Challenges and Considerations for Lightcrest
In addition to addressing Client A’s pain points with their previous provider, we were faced with additional challenges relating to migration, scalability, and ongoing management of their site. Including, but not limited to:
- Seamless (no downtime or data loss) migration of a revenue-generating live site serving readers worldwide
- Budget constraints while continuing to deliver content to millions of viewers
- Full management of the system and application stack
- Re-architect and prepare for rapid worldwide viewership growth in the future
- Provide cloud flexibility with performance of dedicated resources
- Work closely with in-house technical staff to deliver solutions in a timely manner
- Provide ongoing application/database performance optimization, data consistency, and source control /deployment
The Lightcrest Solution
One of the most immediate concerns we identified was the lack of visibility into the actual server footprint required by the application. In order to accurately forecast operational costs, management needed better insight into what their future traffic requirements would demand in terms of server footprint. This information was unavailable and subject to change with the previous shared hosting platform. Oversubscription, fluctuating pricing models, and inability to optimize existing deployments led to poor data for decision making.
The next concern was the lack of transparency in server configurations and deployment management. Although several caching technologies were in place (Opcode accelerators, HTTP caches, and database query caches), the details of the implementations and configurations were unavailable for review or modification. The previous vendor was highly reluctant to divulge any specifics of their configuration or software stack, which they considered to be proprietary.
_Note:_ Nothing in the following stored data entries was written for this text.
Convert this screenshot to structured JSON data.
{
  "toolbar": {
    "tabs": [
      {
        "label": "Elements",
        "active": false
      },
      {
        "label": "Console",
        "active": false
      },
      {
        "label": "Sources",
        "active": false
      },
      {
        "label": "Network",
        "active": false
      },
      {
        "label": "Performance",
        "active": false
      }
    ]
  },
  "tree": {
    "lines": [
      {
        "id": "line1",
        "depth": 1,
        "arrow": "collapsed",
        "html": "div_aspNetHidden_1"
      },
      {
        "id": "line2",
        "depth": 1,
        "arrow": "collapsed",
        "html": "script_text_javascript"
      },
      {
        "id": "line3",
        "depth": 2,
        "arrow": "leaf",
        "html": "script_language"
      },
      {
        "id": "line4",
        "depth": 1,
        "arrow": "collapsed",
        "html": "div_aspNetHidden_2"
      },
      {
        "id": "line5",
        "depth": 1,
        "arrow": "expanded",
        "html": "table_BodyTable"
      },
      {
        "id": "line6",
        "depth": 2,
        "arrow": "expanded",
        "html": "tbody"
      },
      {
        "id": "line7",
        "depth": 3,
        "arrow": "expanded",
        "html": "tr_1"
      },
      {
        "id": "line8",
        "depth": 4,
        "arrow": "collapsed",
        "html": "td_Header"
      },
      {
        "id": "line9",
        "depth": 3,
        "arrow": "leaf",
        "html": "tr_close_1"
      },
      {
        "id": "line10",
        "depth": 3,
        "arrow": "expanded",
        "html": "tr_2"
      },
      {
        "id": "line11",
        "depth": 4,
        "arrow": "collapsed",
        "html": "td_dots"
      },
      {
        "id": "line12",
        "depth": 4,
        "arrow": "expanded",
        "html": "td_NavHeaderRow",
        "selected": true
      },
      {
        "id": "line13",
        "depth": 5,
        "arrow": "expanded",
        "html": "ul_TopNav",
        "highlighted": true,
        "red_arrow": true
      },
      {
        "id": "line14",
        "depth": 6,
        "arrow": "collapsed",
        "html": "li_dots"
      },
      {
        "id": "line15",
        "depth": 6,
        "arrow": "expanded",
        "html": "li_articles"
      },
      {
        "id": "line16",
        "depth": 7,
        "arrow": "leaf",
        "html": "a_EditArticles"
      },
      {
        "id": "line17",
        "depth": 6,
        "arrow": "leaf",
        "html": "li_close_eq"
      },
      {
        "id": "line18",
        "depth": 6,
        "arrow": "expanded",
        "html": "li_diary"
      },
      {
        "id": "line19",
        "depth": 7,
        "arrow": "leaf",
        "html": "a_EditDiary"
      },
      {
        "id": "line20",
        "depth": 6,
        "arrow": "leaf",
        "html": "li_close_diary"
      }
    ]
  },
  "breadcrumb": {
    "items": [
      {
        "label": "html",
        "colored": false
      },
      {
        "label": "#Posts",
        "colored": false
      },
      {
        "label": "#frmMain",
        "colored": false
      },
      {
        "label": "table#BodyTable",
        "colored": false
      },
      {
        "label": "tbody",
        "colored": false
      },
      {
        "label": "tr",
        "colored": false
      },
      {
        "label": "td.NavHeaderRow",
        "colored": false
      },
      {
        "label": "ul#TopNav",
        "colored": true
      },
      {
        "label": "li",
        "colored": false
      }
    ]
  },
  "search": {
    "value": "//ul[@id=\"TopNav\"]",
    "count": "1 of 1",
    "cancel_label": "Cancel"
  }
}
The following architectural changes (standard for all Lightcrest clients) were recommended to mitigate the effects of virtual cloud instance failure, hardware failure, and network outages:
- Redundant private cloud application tier with overflow onto Lightcrest public cloud (OpenStack powering Xen)
- MySQL replication for high availability and disaster recovery in their private cloud (PCI compliant)
- Multiple Tier 1 IP transit providers supplying network connectivity
Furthermore, Lightcrest proposed that 3 layers of caching be implemented, integrated with the private cloud platform:
- Varnish HTTP cache in front of Apache (with open configuration shared with the client)
- Akamai CDN cache in front of Varnish (Integration fully managed by Lightcrest engineers)
- Memcache in front of MySQL, with possible future upgrade to Couchbase or other NoSQL solution)
And of course, 24/7/365 engineering and architectural support from Lightcrest YPEs, as well as full application and database optimization, troubleshooting, and deployment management. A turn-key solution with a predictable monthly recurring cost and flexible server deployment and provisioning.
By partnering with Akamai and other CDN providers, we are able to provide our clients with accelerated global content delivery abilities on a (comparatively) small server footprint. Combined with Varnish and Memcache, this allows for a relatively small private cloud footprint to serve considerable amounts of traffic, especially in the case of a sudden or unexpected increase in viewership.
By working with Lightcrest to seamlessly migrate and re-architect their cloud hosting environment, Client A enjoyed a considerable cost savings (over 25% annually),full application and database support, as well as an extensible hosting platform designed from the ground up to serve accelerated content to an international viewership without sacrificing development time or flexibility.